There’s been little agreement on fine amounts to date, with suggestions ranging from $200 to more than $750. Drivers currently face a $167 fine and three demerit points for using a hand-held device while driving.

By contrast, Ontario has passed legislation to increase the maximum penalty for distracted driving to $1,000, while Manitoba increased the number of demerit points for the offence to five from two, effective Wednesday.

Karen Bowman, who founded the distracted driving prevention program Drop It and Drive, said B.C. is overdue for tougher penalties.

“The current fine in B.C., especially for business professionals, is just the cost of doing business,” she said. “It’s not enough of a deterrent to change the behaviour and to override the perceived need to be productive while on the go.”

Bowman said the government needs to do something to get people’s attention, “because there’s not the same social stigma attached to distracted driving as there is to drunk driving.”

Anton said impounding vehicles of distracted drivers may be one way to make sure that people get the message.

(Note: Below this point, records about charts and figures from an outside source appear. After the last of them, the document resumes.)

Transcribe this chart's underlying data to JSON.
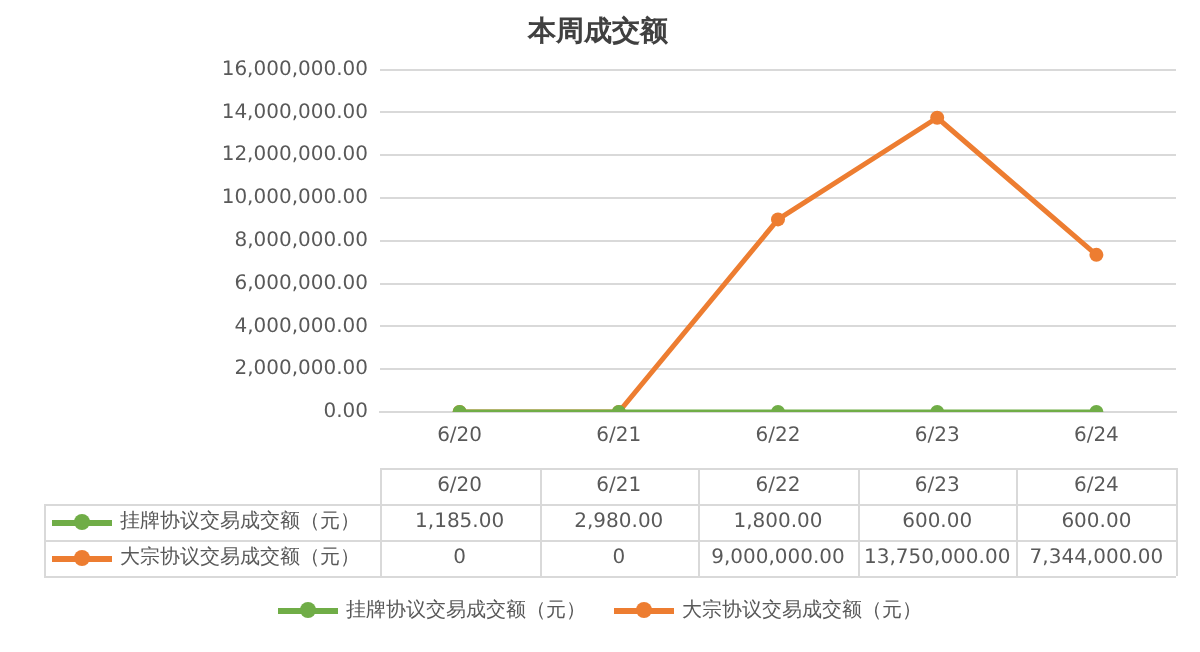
{
  "chart_data": {
    "type": "line",
    "title": "本周成交额",
    "categories": [
      "6/20",
      "6/21",
      "6/22",
      "6/23",
      "6/24"
    ],
    "series": [
      {
        "name": "挂牌协议交易成交额（元）",
        "color": "#70ad47",
        "values": [
          1185,
          2980,
          1800,
          600,
          600
        ],
        "value_labels": [
          "1,185.00",
          "2,980.00",
          "1,800.00",
          "600.00",
          "600.00"
        ]
      },
      {
        "name": "大宗协议交易成交额（元）",
        "color": "#ed7d31",
        "values": [
          0,
          0,
          9000000,
          13750000,
          7344000
        ],
        "value_labels": [
          "0",
          "0",
          "9,000,000.00",
          "13,750,000.00",
          "7,344,000.00"
        ]
      }
    ],
    "ylim": [
      0,
      16000000
    ],
    "yticks": [
      {
        "value": 0,
        "label": "0.00"
      },
      {
        "value": 2000000,
        "label": "2,000,000.00"
      },
      {
        "value": 4000000,
        "label": "4,000,000.00"
      },
      {
        "value": 6000000,
        "label": "6,000,000.00"
      },
      {
        "value": 8000000,
        "label": "8,000,000.00"
      },
      {
        "value": 10000000,
        "label": "10,000,000.00"
      },
      {
        "value": 12000000,
        "label": "12,000,000.00"
      },
      {
        "value": 14000000,
        "label": "14,000,000.00"
      },
      {
        "value": 16000000,
        "label": "16,000,000.00"
      }
    ],
    "grid": "y",
    "marker": "circle",
    "line_style": "solid",
    "legend": "bottom"
  }
}
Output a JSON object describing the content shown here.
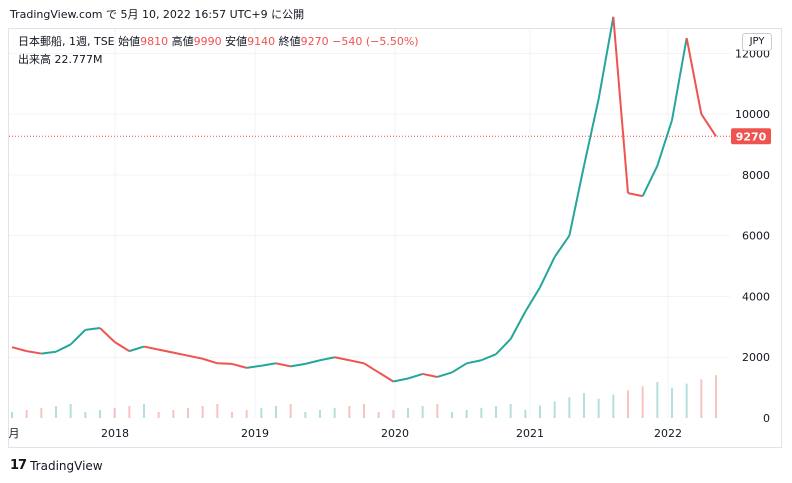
{
  "header": {
    "site": "TradingView.com",
    "timestamp": "で 5月 10, 2022 16:57 UTC+9 に公開"
  },
  "legend": {
    "symbol": "日本郵船, 1週, TSE",
    "open_label": "始値",
    "open": "9810",
    "high_label": "高値",
    "high": "9990",
    "low_label": "安値",
    "low": "9140",
    "close_label": "終値",
    "close": "9270",
    "change": "−540 (−5.50%)",
    "volume_label": "出来高",
    "volume": "22.777M"
  },
  "currency": "JPY",
  "price_badge": "9270",
  "footer": {
    "logo_text": "TradingView"
  },
  "colors": {
    "up": "#26a69a",
    "down": "#ef5350",
    "grid": "#f0f3fa"
  },
  "chart_data": {
    "type": "line",
    "title": "日本郵船, 1週, TSE",
    "x_tick_labels": [
      "月",
      "2018",
      "2019",
      "2020",
      "2021",
      "2022"
    ],
    "y_tick_labels": [
      "0",
      "2000",
      "4000",
      "6000",
      "8000",
      "10000",
      "12000"
    ],
    "ylim": [
      0,
      12800
    ],
    "last_price": 9270,
    "series": [
      {
        "values": [
          2330,
          2200,
          2120,
          2180,
          2420,
          2900,
          2960,
          2500,
          2200,
          2350,
          2250,
          2150,
          2050,
          1950,
          1800,
          1780,
          1650,
          1720,
          1800,
          1700,
          1780,
          1900,
          2000,
          1900,
          1800,
          1500,
          1200,
          1300,
          1450,
          1350,
          1500,
          1800,
          1900,
          2100,
          2600,
          3500,
          4300,
          5300,
          6000,
          8300,
          10500,
          13200,
          7400,
          7300,
          8300,
          9800,
          12500,
          10000,
          9270
        ]
      }
    ]
  }
}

People penalized for excessive speeding or drinking and driving already can have their vehicles impounded anywhere from three to 60 days.

“I can tell you this is something we’re seriously looking at for distracted driving,” Anton said. “The question is: At what point should a vehicle be impounded? On a first offence or only on subsequent offences? And what would be the right length of impoundments?”

People can weigh in on the issue until July 16.

The Insurance Corporation of B.C. reports that a quarter of all car-crash fatalities in B.C. from 2009 to 2013 — an average of 88 deaths a year — were related to distracted driving.

An average of 12 people are killed on Vancouver Island every year in distracted driving-related crashes, ICBC figures show.

The B.C. government began cracking down on distracted driving last October by adding three demerit points to the $167 fine. Drivers with a high number of demerit points pay more for insurance.